Одной рукой Сириль придерживала подол своего черного муслинового платья, чтобы не наступить на него, в другой сжимала сумочку и мобильный телефон. Она шла настолько быстро, насколько позволяли туфли.
«И что за садист придумал высокие каблуки?»
Она вошла задыхаясь, с растрепанными волосами. Взгляд мужа еще больше расстроил ее, но она улыбнулась, пытаясь избежать его гнева, который, как она чувствовала, готов был выплеснуться наружу.
— Ужасный день! Мне очень жаль… Я заскочу в туалет расчесаться и вернусь.
Сириль оставила пальто в гардеробе. В туалете, стоя напротив зеркала, она пригладила волосы руками, брызнула водой в лицо и на шею, облокотилась на мраморную раковину и попыталась собраться с мыслями.
В зеркале она видела отражение шокированной, охваченной ужасом женщины. Она не раз сталкивалась с сумасшедшими в Сент-Фелисите, но никогда — в своем Центре. Сходив в туалет и освежившись, она задержалась еще на несколько секунд и вышла.

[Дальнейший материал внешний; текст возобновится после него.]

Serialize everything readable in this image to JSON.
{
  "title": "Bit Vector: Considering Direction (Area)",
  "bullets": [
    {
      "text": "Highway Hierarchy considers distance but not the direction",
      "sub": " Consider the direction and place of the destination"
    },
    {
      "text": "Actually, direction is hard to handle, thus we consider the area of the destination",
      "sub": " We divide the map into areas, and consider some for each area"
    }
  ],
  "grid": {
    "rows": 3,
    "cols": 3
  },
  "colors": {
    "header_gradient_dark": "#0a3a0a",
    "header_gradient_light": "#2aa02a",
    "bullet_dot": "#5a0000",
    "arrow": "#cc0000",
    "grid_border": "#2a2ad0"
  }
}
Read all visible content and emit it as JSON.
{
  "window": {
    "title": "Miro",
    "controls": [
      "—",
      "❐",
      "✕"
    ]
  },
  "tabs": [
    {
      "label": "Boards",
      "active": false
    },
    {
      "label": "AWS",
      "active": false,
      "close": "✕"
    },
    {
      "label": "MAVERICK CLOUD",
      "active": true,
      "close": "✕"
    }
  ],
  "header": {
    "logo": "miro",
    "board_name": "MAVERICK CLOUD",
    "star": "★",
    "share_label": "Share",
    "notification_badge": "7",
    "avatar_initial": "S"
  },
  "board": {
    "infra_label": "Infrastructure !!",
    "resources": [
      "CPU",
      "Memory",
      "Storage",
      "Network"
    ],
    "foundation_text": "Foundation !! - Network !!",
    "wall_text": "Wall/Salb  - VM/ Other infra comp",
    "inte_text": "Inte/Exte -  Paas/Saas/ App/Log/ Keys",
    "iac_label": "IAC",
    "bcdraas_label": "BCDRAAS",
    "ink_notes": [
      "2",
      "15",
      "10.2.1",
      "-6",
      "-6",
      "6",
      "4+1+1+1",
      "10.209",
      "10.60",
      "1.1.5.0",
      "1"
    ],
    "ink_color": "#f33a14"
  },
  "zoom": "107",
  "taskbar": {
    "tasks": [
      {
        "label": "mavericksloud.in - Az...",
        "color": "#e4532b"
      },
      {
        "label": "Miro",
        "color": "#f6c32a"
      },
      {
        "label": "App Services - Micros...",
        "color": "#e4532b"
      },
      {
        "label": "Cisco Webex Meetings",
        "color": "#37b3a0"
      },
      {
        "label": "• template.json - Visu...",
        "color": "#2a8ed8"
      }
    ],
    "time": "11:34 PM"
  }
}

Сириль быстро поднялась по трем пролетам лестницы, поправляя платье и пытаясь придать своему лицу выражение спокойствия. Учитывая ее профессию и должность, она должна была всегда выглядеть счастливой. Это полнейший идиотизм, но это так. Точно так же, как, по мнению обывателей, у стоматолога должны быть здоровые зубы, а у парикмахера — здоровые волосы, она должна была излучать счастье и уверенность в себе. В большинстве случаев это не являлось проблемой. Кроме таких дней, как сегодня.
За столом, во главе которого сидел ее муж, Сириль удалось успокоиться, хотя ей хотелось бы быть в любом другом месте, но только не здесь. И желательно в одиночестве. Или хотя бы с Мюриэль, которой она, устроившись на диване с двойной порцией водки в руке, могла рассказать о своем ужасающем открытии. Ее подруга, как обычно, обратилась бы к черному юмору, сказала нечто вроде «Колье из глаз! Новая мода!», и это пошло бы Сириль на пользу. Но сейчас она сидела за столом с известным социологом и историком, чьих имен не помнила.
Бенуа отлично справлялся с ролью заботливого мужа. Тем не менее она чувствовала язвительность, скрывавшуюся за его любезностью. Он злился на нее за опоздание и обязательно заговорит об этом по дороге домой, в этом она была уверена. Он не мог даже предположить, что ей пришлось пережить. Она все ему расскажет, и он простит ее. Она залпом осушила бокал шампанского.
Письмо Дома, скомканное, лежало в ее сумке, но каждое его слово четко запечатлилось в ее памяти. Все элементы этого письма указывали на то, что его автором был маньяк с самым настоящим расщеплением личности. Все, кроме этого: «Я бы предпочел другую тебя. Свою Лили, которая, отчаявшись, играет танго».